We propose a new space-time variational formulation for wave equation initial-boundary value problems. The key property is that the formulation is coercive (sign-definite) and continuous in a norm stronger than $H^1(Q)$, $Q$ being the space-time cylinder. Coercivity holds for constant-coefficient impedance cavity problems posed in star-shaped domains, and for a class of impedance-Dirichlet problems. The formulation is defined using simple Morawetz multipliers and its coercivity is proved with elementary analytical tools, following earlier work on the Helmholtz equation.
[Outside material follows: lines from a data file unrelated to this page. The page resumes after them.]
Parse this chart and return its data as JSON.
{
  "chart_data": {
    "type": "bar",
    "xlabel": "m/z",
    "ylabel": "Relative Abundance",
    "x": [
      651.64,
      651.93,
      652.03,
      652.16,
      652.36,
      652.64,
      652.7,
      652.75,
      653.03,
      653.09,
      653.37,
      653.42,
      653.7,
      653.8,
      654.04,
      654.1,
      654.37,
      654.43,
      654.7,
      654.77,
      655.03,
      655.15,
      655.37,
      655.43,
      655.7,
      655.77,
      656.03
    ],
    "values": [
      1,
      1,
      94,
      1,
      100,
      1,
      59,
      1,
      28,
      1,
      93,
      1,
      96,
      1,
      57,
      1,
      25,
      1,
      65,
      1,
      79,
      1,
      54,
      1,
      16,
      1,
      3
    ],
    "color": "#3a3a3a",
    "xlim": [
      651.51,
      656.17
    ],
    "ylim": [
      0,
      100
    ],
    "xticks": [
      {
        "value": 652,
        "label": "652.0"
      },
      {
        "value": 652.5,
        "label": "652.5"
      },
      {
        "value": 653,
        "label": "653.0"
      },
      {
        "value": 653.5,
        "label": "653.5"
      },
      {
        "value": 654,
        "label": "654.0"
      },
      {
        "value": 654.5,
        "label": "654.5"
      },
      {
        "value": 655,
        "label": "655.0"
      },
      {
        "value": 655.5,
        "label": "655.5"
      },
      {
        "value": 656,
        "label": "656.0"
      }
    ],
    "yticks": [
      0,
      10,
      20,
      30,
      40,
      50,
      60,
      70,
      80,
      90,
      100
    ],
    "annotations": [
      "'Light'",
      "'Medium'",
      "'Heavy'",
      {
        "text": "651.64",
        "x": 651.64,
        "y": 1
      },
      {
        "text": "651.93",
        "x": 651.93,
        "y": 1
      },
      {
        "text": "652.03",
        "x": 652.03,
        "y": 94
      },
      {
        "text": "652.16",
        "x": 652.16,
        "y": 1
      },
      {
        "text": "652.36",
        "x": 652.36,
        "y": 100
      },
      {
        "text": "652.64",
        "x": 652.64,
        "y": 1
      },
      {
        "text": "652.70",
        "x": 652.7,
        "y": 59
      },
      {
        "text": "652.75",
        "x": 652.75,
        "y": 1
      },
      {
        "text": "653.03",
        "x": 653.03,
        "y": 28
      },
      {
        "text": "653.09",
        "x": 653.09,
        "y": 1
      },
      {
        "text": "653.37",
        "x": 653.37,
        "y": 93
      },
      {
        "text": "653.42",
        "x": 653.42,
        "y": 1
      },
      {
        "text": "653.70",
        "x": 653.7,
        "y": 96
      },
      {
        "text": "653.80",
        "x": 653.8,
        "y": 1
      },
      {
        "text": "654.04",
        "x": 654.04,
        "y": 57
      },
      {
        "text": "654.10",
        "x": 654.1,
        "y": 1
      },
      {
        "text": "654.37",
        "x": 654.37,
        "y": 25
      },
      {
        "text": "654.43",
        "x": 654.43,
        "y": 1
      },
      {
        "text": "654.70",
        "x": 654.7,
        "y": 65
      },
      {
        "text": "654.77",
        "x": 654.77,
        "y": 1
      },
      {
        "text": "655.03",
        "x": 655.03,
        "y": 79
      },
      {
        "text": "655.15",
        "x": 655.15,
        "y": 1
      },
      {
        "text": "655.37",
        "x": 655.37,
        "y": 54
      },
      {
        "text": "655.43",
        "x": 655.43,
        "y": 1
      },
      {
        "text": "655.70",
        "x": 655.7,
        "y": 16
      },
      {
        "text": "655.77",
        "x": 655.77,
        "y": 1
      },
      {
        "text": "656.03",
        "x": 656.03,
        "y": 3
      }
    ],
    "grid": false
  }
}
The formulation can be stably discretised with any $H^2(Q)$-conforming discrete space, leading to quasi-optimal space-time Galerkin schemes. Several numerical experiments show the excellent properties of the method.

翻译：本文提出了一种新的用于波动方程初边值问题的时空变分公式。该公式的关键性质在于：它在比$H^1(Q)$（$Q$为时空柱体）更强的范数下是强制（定号）且连续的。对于星形区域中常系数阻抗腔问题以及一类阻抗-狄利克雷问题，强制性质成立。该公式使用简单的Morawetz乘子定义，并遵循亥姆霍兹方程的早期工作，利用基本分析工具证明了其强制性质。该公式可通过任意$H^2(Q)$相容离散空间进行稳定离散，从而得到拟最优的时空伽辽金格式。多项数值实验表明该方法具有优异的性能。